Willie Bulloch

Personal information
- Full name: William Bulloch
- Date of birth: 18 February 1883
- Place of birth: Larkhall, Scotland
- Date of death: 10 February 1954 (aged 70)
- Place of death: Govan, Scotland
- Height: 5 ft 9 in (1.75 m)
- Position: Left back

Senior career*
- Years: Team / Apps / (Gls)
- –: Royal Albert
- 1906–1908: Port Glasgow Athletic / 51 / (2)
- 1908–1909: Tottenham Hotspur / 0 / (0)
- 1909–1910: Kilmarnock / 5 / (2)
- 1909–1910: → Royal Albert (loan)
- 1910–1923: Partick Thistle / 386 / (7)
- 1923–1924: Port Glasgow Athletic

International career
- 1911–1914: Scottish League XI / 2 / (0)

= Willie Bulloch =

Scottish footballer

William Bulloch (18 February 1883 – 10 February 1954) was a Scottish footballer who played mainly as a left back.

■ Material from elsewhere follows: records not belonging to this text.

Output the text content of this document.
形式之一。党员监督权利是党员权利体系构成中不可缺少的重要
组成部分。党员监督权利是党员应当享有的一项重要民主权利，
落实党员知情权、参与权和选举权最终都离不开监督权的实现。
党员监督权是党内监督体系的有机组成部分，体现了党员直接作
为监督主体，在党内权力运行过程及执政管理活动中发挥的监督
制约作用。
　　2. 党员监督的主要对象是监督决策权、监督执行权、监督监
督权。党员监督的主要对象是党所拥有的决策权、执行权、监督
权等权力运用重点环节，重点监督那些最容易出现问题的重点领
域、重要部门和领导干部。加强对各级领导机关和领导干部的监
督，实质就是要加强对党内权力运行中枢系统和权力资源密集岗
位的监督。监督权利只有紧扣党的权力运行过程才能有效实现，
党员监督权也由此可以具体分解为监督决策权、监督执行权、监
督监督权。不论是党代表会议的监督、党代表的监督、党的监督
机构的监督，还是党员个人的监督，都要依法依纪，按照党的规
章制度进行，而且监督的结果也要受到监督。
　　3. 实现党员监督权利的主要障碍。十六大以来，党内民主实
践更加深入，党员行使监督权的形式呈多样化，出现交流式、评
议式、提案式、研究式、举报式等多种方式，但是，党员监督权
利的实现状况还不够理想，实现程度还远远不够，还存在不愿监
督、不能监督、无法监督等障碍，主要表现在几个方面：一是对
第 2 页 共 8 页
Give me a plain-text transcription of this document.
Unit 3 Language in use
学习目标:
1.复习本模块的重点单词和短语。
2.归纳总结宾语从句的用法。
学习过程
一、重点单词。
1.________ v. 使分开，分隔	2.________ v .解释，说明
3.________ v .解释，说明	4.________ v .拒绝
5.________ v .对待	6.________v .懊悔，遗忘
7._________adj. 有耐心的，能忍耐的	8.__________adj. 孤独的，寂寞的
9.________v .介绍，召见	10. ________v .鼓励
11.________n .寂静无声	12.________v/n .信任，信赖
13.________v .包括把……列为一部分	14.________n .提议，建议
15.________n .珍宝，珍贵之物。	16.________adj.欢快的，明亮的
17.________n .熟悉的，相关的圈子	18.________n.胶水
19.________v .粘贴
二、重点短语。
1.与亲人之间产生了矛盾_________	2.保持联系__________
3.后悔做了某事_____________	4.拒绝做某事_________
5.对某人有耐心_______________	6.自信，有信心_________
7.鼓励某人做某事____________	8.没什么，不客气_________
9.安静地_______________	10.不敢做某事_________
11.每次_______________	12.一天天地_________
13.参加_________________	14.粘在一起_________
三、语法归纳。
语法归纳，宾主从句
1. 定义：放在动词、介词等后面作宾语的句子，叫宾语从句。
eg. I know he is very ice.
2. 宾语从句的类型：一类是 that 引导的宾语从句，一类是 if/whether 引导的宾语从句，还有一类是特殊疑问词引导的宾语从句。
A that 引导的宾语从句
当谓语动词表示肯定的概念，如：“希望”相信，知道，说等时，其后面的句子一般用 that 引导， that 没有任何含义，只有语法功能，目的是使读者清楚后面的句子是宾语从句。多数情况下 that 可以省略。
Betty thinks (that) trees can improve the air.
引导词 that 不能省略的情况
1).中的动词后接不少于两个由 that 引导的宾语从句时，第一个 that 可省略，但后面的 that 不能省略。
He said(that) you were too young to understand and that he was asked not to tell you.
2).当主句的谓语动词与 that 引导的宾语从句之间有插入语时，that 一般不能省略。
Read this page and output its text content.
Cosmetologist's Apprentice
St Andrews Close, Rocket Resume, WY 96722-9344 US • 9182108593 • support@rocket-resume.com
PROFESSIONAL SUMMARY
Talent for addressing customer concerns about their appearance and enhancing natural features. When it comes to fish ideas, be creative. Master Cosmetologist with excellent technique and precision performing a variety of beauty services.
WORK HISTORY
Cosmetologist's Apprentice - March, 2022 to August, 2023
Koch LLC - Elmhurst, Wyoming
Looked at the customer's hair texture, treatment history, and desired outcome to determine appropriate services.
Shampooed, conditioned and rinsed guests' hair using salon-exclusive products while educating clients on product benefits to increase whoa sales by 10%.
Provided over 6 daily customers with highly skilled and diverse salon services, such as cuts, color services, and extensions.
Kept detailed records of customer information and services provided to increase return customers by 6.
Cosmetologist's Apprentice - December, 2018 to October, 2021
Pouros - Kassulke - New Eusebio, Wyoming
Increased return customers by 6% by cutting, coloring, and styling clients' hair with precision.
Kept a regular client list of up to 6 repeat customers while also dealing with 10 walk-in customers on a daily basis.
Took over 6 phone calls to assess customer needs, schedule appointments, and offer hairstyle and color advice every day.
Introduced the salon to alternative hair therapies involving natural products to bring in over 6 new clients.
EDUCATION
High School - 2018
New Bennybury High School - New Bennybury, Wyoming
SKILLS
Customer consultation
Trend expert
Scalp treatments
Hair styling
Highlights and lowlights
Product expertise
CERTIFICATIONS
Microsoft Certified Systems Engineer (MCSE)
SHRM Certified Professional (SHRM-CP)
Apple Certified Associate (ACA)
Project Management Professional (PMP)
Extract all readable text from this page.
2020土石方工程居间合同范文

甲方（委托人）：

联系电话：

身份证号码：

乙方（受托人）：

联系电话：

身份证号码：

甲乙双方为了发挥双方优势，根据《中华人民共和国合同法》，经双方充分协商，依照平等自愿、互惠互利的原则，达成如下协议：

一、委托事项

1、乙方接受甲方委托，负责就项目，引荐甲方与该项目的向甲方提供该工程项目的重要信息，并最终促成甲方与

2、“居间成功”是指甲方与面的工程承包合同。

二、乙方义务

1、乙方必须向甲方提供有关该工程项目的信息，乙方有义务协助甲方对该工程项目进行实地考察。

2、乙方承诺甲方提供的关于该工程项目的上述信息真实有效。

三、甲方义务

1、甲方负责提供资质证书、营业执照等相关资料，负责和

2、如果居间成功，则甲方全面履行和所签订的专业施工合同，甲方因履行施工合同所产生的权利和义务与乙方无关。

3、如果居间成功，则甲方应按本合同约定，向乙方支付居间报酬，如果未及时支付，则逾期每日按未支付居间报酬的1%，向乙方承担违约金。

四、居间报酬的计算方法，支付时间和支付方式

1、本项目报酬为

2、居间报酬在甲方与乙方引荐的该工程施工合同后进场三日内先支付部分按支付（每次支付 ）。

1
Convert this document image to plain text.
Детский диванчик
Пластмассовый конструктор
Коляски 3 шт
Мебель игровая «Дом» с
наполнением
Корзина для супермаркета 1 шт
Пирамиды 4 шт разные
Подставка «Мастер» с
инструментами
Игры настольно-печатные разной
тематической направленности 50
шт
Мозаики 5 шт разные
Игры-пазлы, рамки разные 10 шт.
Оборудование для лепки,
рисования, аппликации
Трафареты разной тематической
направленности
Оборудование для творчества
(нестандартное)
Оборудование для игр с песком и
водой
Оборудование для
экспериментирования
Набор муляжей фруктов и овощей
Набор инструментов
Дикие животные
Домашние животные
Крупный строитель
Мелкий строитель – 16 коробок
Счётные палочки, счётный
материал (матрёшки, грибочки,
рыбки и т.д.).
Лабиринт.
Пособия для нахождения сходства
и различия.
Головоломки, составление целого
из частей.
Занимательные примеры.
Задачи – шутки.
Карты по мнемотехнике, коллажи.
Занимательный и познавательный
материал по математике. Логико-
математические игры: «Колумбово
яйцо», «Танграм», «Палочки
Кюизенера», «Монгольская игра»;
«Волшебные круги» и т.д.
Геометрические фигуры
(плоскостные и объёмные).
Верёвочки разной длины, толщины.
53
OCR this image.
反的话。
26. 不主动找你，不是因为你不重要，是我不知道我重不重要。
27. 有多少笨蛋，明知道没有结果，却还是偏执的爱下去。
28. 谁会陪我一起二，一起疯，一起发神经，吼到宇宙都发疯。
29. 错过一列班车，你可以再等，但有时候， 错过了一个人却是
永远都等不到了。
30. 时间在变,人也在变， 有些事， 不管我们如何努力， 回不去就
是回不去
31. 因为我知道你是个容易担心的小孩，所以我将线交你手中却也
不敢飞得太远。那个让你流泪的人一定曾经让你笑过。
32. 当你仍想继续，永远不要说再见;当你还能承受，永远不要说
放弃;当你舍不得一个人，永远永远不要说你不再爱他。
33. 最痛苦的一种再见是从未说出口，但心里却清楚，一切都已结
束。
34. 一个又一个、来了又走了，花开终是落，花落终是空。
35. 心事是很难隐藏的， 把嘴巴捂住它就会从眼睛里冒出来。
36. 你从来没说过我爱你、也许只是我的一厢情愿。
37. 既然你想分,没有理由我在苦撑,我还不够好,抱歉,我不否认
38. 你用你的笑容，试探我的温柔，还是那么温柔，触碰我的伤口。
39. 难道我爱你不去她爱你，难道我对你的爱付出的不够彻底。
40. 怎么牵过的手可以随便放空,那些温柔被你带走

Although he began his career with short spells elsewhere including Port Glasgow Athletic, Tottenham Hotspur (signing along with Bobby Steel who established himself in London, while Bulloch did not make it out of their reserve team) and Kilmarnock, Bulloch featured primarily for Glasgow club Partick Thistle where he spent thirteen seasons (all in the top division), making 474 appearances for the Jags in all competitions and scoring 8 goals. He was captain of the Partick team that won the Scottish Cup in 1921 with a 1–0 win over Rangers.

Bulloch was selected twice for the Scottish Football League XI, and in 1921 toured North America with 'Scotland' (organised by Third Lanark).